Voice, in this panel and in writing, is about articulating individual lived experience.
This recap is a guest post by the fabulous Claire Parnell. Claire is a literature x digital media academic currently teaching at the University of Melbourne. Her research focuses on pop culture, genre fiction (Romance, mainly) and digital publishing. It’s definitely not an excuse to just read romance, watch Netflix and tweet all the time. @cparnell_c
Photo credits: Claire Parnell
I didn’t write too many notes or tweets in this National Writers Conference panel because I was too busy listening. It’s not often I do this; I’m a devoted note-taker. But I was absolutely and utterly struck by this Nuanced Voices panel.
Greater inclusivity and diversity is a necessary change occurring in the publishing world. It’s slow and has so much further to go but it’s pushed in part by panels like this.
It was such a highlight and honour to hear the panellists talk of the barriers and challenges they face in their writing. I was practically hanging off every word and towards the end found that I was quite emotional.
Somali, Magan told us, is a language based largely on oral tradition and so relies a lot on sound. When trying to capture languages like this in writing, ‘things are lost in translation’.

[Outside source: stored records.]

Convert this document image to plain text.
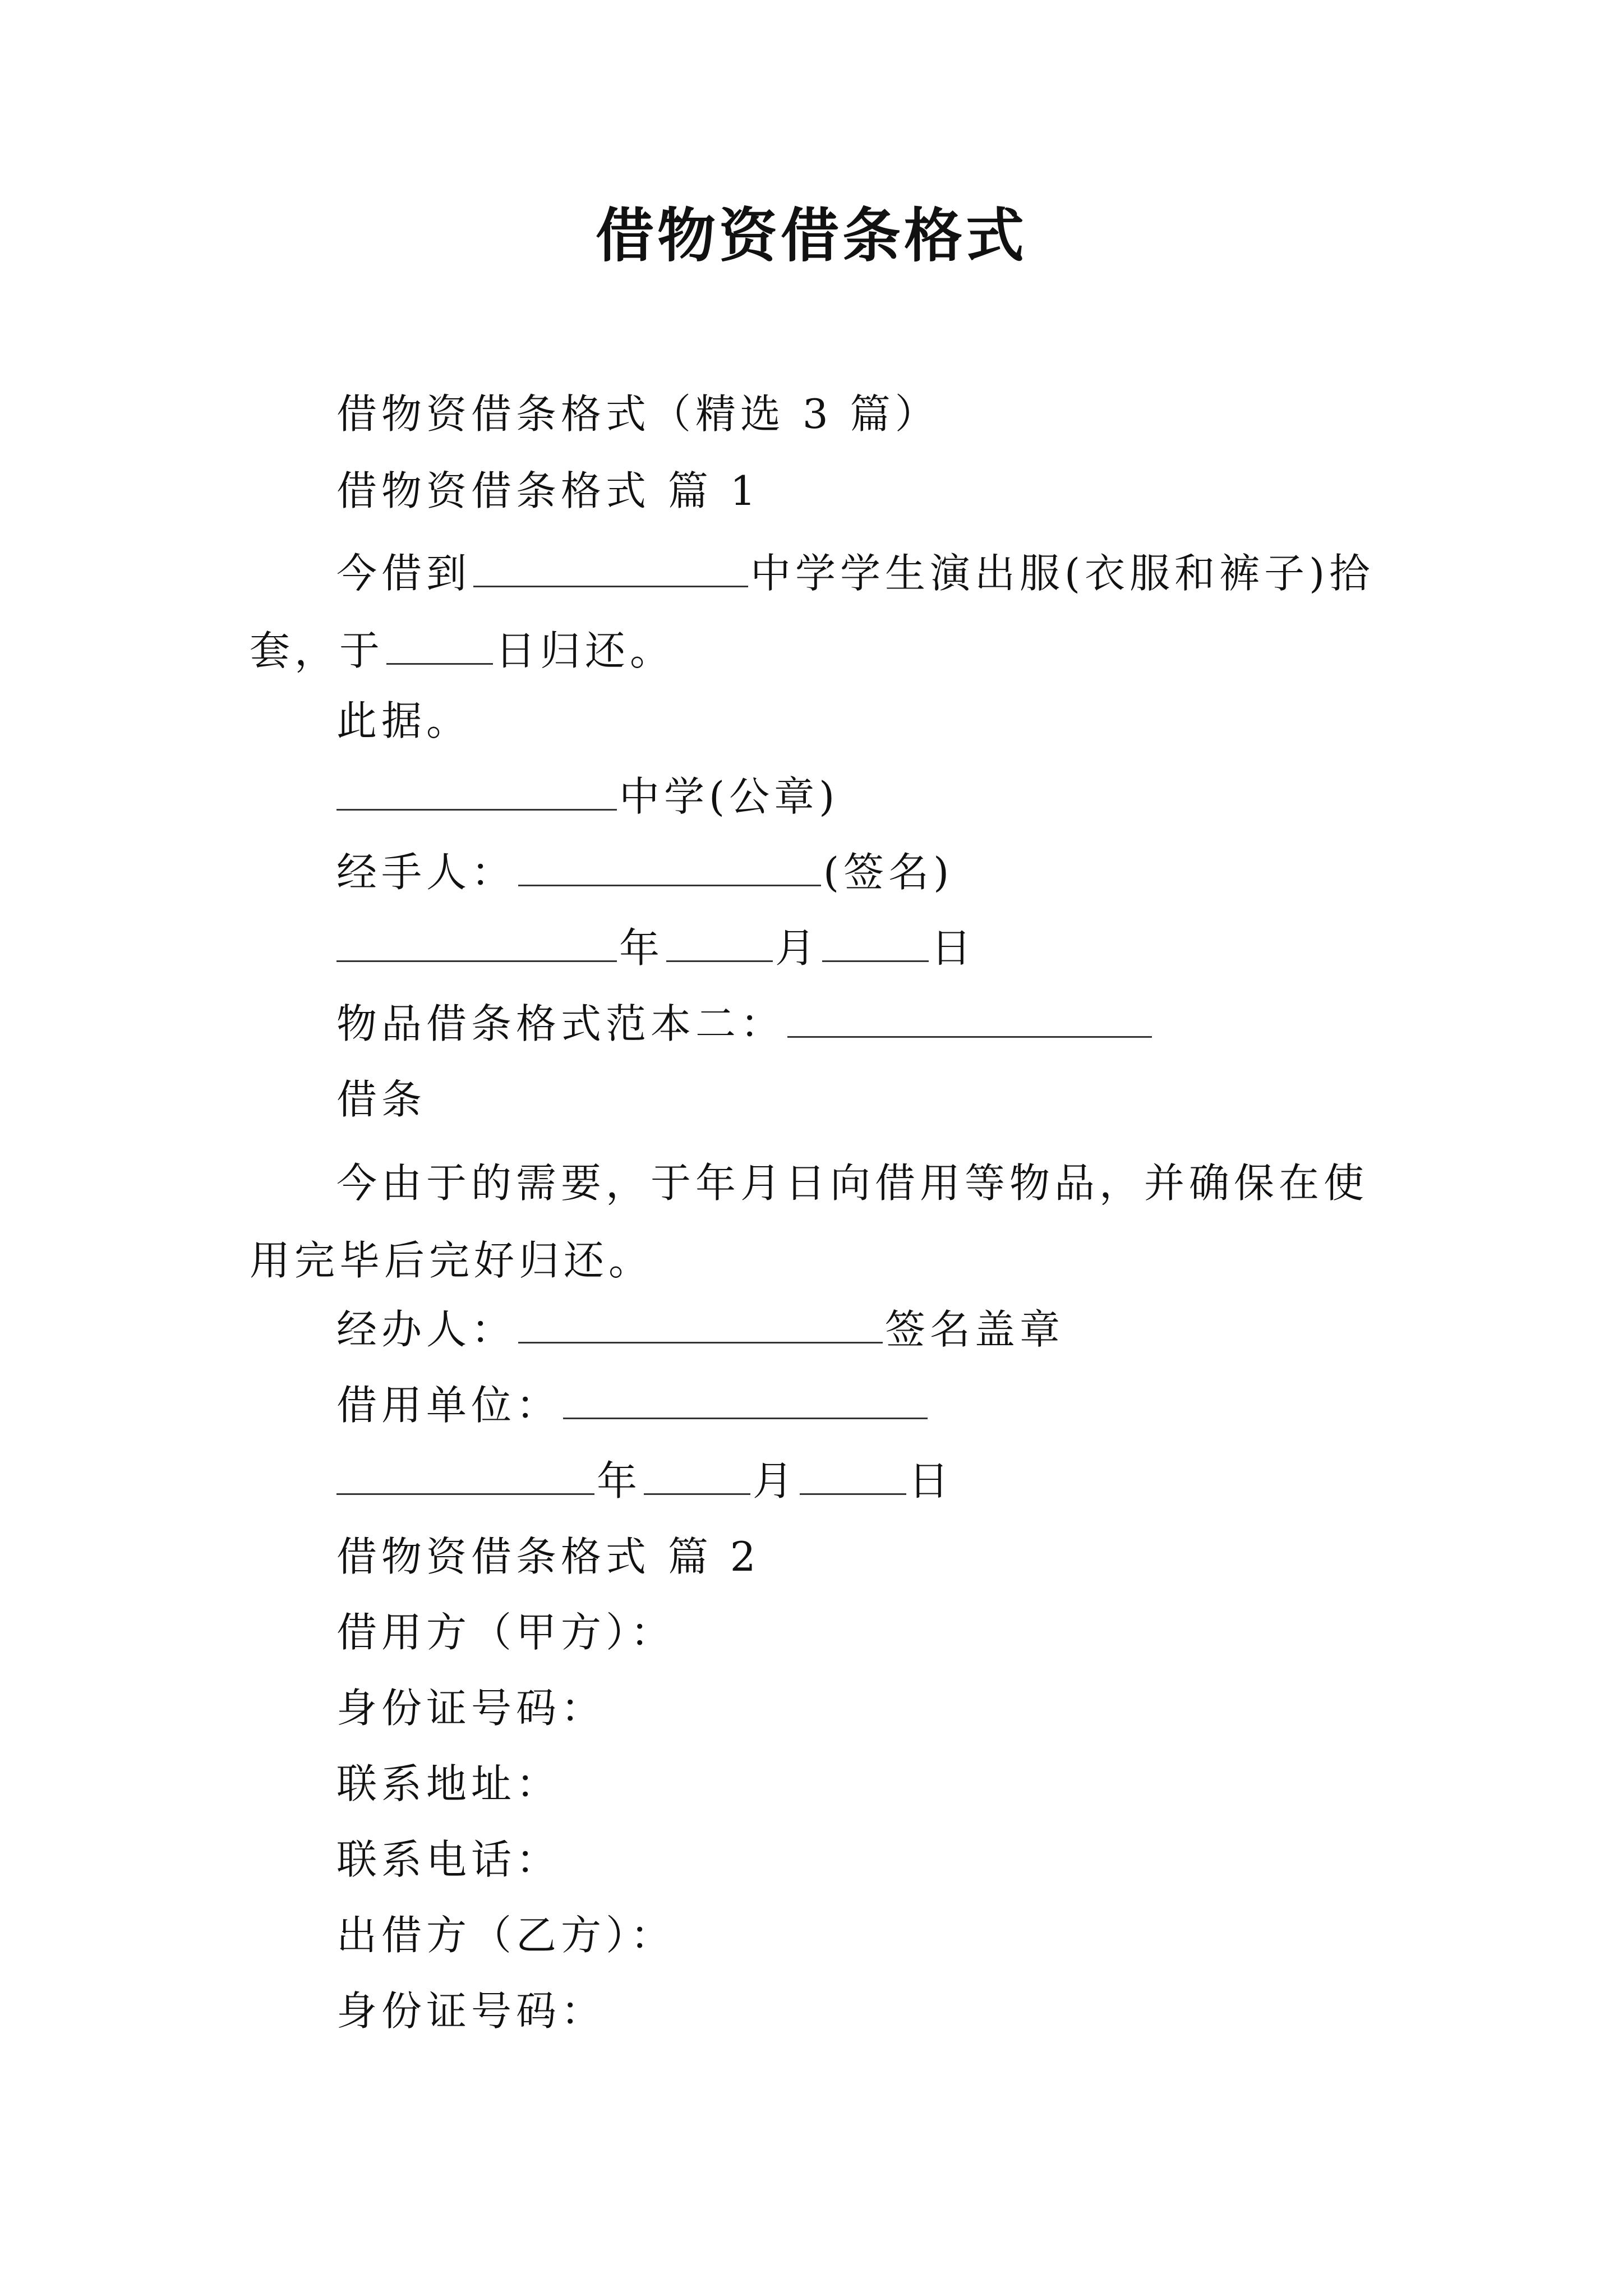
借物资借条格式
借物资借条格式（精选 3 篇）
借物资借条格式 篇 1
今借到	中学学生演出服(衣服和裤子)拾套，于	日归还。
此据。
中学(公章)
经手人：	(签名)
年	月	日
物品借条格式范本二：
借条
今由于的需要，于年月日向借用等物品，并确保在使用完毕后完好归还。
经办人：	签名盖章
借用单位：
年	月	日
借物资借条格式 篇 2
借用方（甲方）：
身份证号码：
联系地址：
联系电话：
出借方（乙方）：
身份证号码：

It’s not just sound, with it’s obvious difficulties in being converted into English text, that is lost in translation, though.

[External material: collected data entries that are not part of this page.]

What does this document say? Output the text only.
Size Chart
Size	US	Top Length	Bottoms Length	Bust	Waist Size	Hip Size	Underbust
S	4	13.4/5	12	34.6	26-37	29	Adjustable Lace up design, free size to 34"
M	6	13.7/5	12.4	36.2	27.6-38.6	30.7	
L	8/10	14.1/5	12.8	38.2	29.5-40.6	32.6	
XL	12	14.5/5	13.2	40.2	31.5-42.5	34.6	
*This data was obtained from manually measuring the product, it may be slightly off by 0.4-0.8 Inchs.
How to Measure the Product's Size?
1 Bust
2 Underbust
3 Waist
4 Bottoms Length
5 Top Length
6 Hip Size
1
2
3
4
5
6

It’s also the way stories are told or written.
Magan recounted the memory of the first time he returned to Somalia when he was younger and listening to his aunts talk to one another in Somali. They spoke in metaphors, which he barely understood in the context of casual conversation, so used to the structure of English.
Gamilaroi, Whittaker explains, is a language that is and does. English, on the other hand, she describes as a descriptive language. It’s “good at hiding what it does”.
Auslan has no written language so everything Ross writes is an act of translation. In fact, every one of his discussion points during the panel was translated. An Auslan interpreter signed questions that were directed at him. He answered by signing and another interpreter – one he uses often – translated for the audience.
Onley-Zerkel described how people often thought it was odd that he chose a woman to translate for him; that it was weird to hear his words in a female tone. Auslan is a 3D language, which relies on expression and body language and doesn’t always have true English equivalents. His chosen translator, he explained, chooses the right words to reflect the intent and context he’s attempting to get across and is more important to him than how his words sound in a female voice.
It’s less about translation and more accurately described as ‘finding equivalency’.
‘Voice is inherently tried to identity for me, but I also know that identity is transient,’ said Chi Tran.
Each panellist noted their experience of power of language and voice. Voice is core to our identity, to our history and homes. It can be a tool of oppression and, for many, a decolonial tool as well.